Ao abrir ontem o congresso de tecnologia da informação do setor financeiro,  promovido anualmente pela Federação Brasileira de Bancos (Febraban), o presidente da entidade, Isaac Sidney, disse que o setor financeiro já emprestou mais de R$ 1 trilhão para empresas e famílias desde o início da pandemia da covid-19. Mas disse entender quando alguns setores da sociedade reclamam que está difícil obter crédito. “O setor agiu rápido. Mas muita coisa trava diante da burocracia estatal de décadas, com processos morosos que não combinam com a urgência da demanda atual", afirmou. 

“O momento, por parte do Estado, é de simplificação das regras, de menor burocracia, de flexibilidade e de assunção do risco de crédito de quem foi mais atingido pela crise. E, do lado do setor bancário, de solidariedade com as pessoas, de renovação do compromisso com os seus clientes, mas também de responsabilidade com o crédito”, acrescentou.


O presidente do BTG Pactual, Roberto Sallouti, reforçou que é preciso dividir responsabilidades, já que os bancos querem emprestar, mas também precisam cuidar dos recursos dos seus clientes num momento em que a pandemia ameaça o emprego e a capacidade de pagamento das pessoas.


“As estatísticas mostram que o crédito cresceu nos últimos meses. Mas a demanda cresceu muito mais. Então, fica esse sentimento de que os bancos não estão entregando. Mas os bancos têm o compromisso duplo de proteger seus depositantes e oferecer crédito. E, na missão de proteger seus depositantes, têm que fazer a avaliação de risco de crédito”, reforçou.

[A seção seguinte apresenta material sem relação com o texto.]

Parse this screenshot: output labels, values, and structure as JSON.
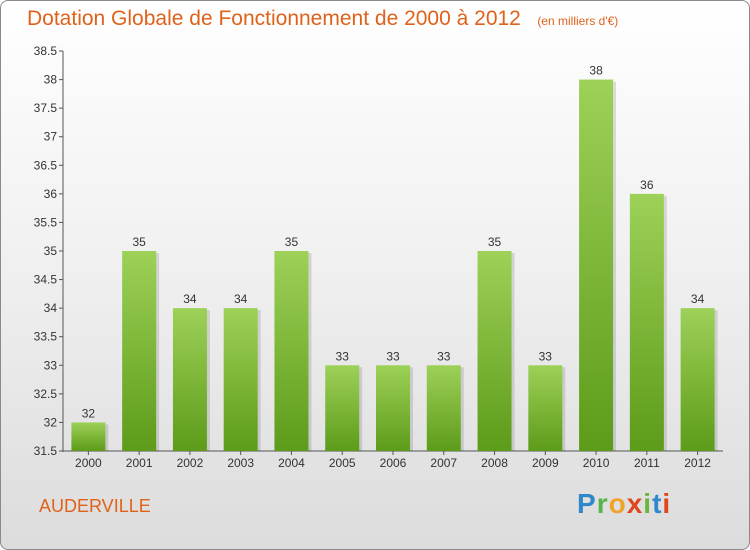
{
  "header": {
    "title": "Dotation Globale de Fonctionnement de 2000 à 2012",
    "unit": "(en milliers d'€)"
  },
  "footer": {
    "commune": "AUDERVILLE",
    "logo": "Proxiti"
  },
  "colors": {
    "title": "#e0621a",
    "bar_light": "#9dd158",
    "bar_dark": "#5d9b1a",
    "label": "#333333"
  },
  "chart_data": {
    "type": "bar",
    "title": "Dotation Globale de Fonctionnement de 2000 à 2012",
    "subtitle": "(en milliers d'€)",
    "categories": [
      "2000",
      "2001",
      "2002",
      "2003",
      "2004",
      "2005",
      "2006",
      "2007",
      "2008",
      "2009",
      "2010",
      "2011",
      "2012"
    ],
    "values": [
      32,
      35,
      34,
      34,
      35,
      33,
      33,
      33,
      35,
      33,
      38,
      36,
      34
    ],
    "data_labels": [
      "32",
      "35",
      "34",
      "34",
      "35",
      "33",
      "33",
      "33",
      "35",
      "33",
      "38",
      "36",
      "34"
    ],
    "yticks": [
      "31.5",
      "32",
      "32.5",
      "33",
      "33.5",
      "34",
      "34.5",
      "35",
      "35.5",
      "36",
      "36.5",
      "37",
      "37.5",
      "38",
      "38.5"
    ],
    "ylim": [
      31.5,
      38.5
    ],
    "xlabel": "",
    "ylabel": "",
    "grid": false,
    "legend": "none"
  }
}
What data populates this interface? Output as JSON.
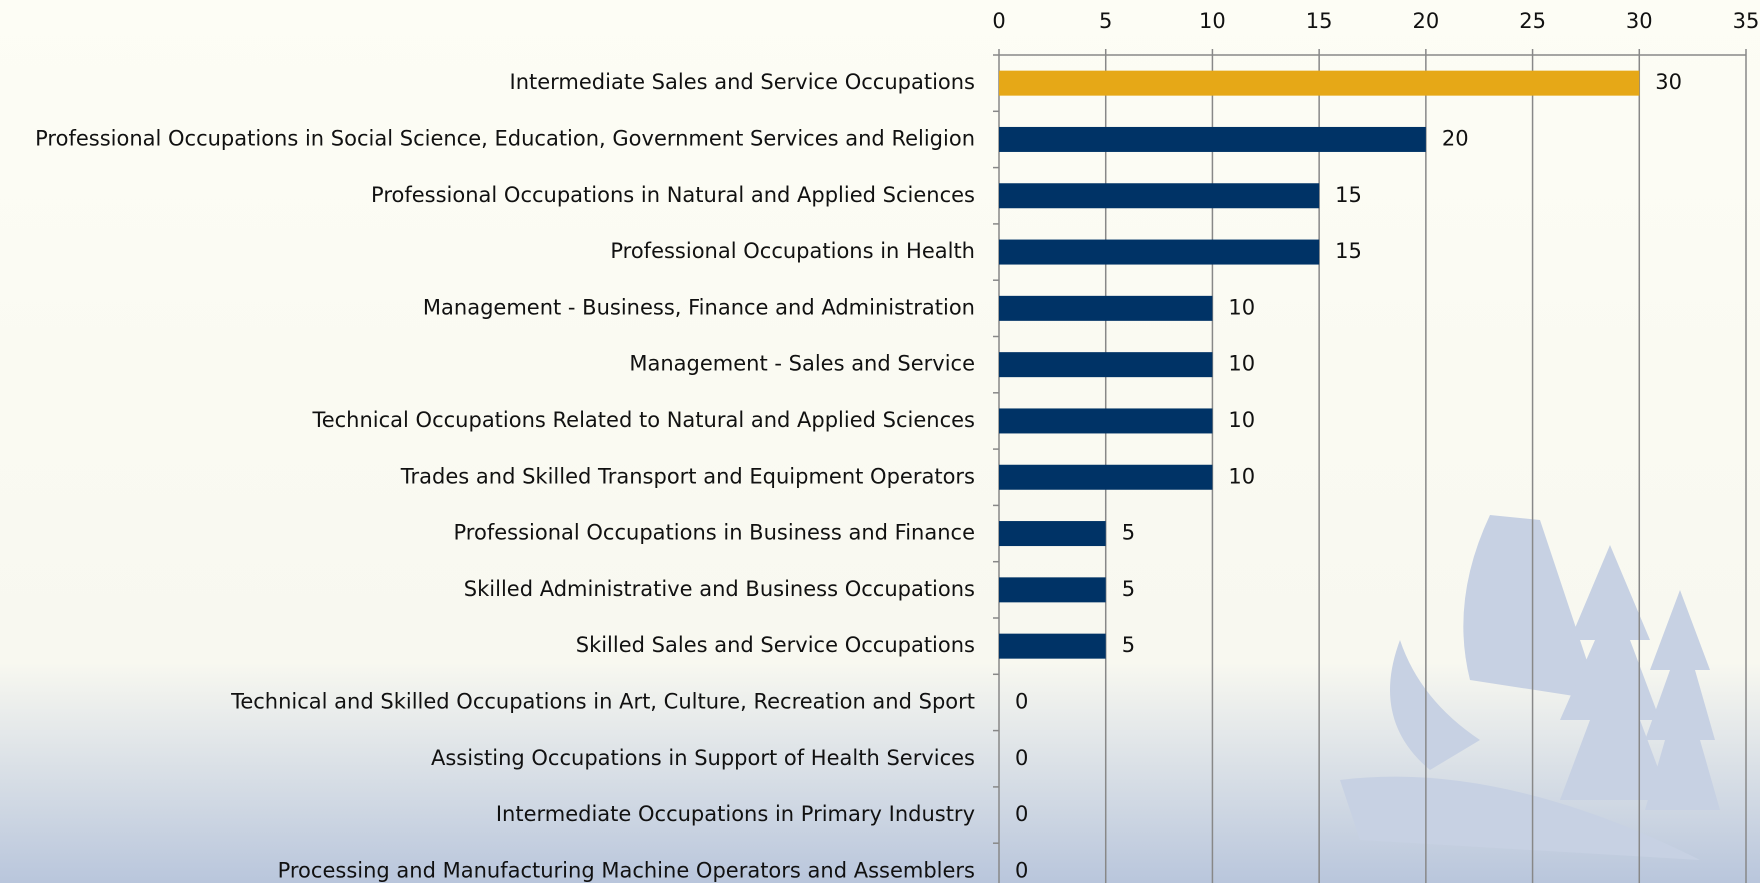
{
  "chart_data": {
    "type": "hbar",
    "categories": [
      "Intermediate Sales and Service Occupations",
      "Professional Occupations in Social Science, Education, Government Services and Religion",
      "Professional Occupations in Natural and Applied Sciences",
      "Professional Occupations in Health",
      "Management - Business, Finance and Administration",
      "Management - Sales and Service",
      "Technical Occupations Related to Natural and Applied Sciences",
      "Trades and Skilled Transport and Equipment Operators",
      "Professional Occupations in Business and Finance",
      "Skilled Administrative and Business Occupations",
      "Skilled Sales and Service Occupations",
      "Technical and Skilled Occupations in Art, Culture, Recreation and Sport",
      "Assisting Occupations in Support of Health Services",
      "Intermediate Occupations in Primary Industry",
      "Processing and Manufacturing Machine Operators and Assemblers"
    ],
    "values": [
      30,
      20,
      15,
      15,
      10,
      10,
      10,
      10,
      5,
      5,
      5,
      0,
      0,
      0,
      0
    ],
    "colors": [
      "#e6a817",
      "#003366",
      "#003366",
      "#003366",
      "#003366",
      "#003366",
      "#003366",
      "#003366",
      "#003366",
      "#003366",
      "#003366",
      "#003366",
      "#003366",
      "#003366",
      "#003366"
    ],
    "xlim": [
      0,
      35
    ],
    "xticks": [
      0,
      5,
      10,
      15,
      20,
      25,
      30,
      35
    ],
    "grid": true
  }
}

Sallouti afirmou que novas medidas do governo podem ajudar os bancos a equilibrar a oferta de crédito com o risco de inadimplência e a falta de garantias oferecida por clientes como as micro e pequenas empresas, que têm tido dificuldades de se financiar. “Ficou mais difícil para os autônomos e para as pequenas e médias empresas. E aí não tem jeito. Você vê em todo o mundo que quem tem que vir dar um apoio é o governo. Mesmo governos liberais como o de Guedes entendem que, em um momento de risco como esse, quem pode apoiar é o governo", destacou o presidente do BTG. (MB)

 

Copom insiste em reformas

A ata do Comitê de Política Monetária (Copom), do Banco Central, divulgada ontem, reforçou a necessidade das reformas estruturais e de ajuste fiscal para assegurar a retomada da economia e evitar aumentos na taxa básica de juros (Selic). Na semana passada, o Copom reduziu a Selic para 2,25% ao ano, novo piso histórico. A ata mostra que a autoridade monetária deixou a porta aberta para corte “residual” e, ao mesmo, informou que retomou a discussão sobre um potencial “limite efetivo mínimo” para os juros, uma vez que a atividade não está reagindo, apesar dos oito cortes consecutivos na Selic desde julho de 2019.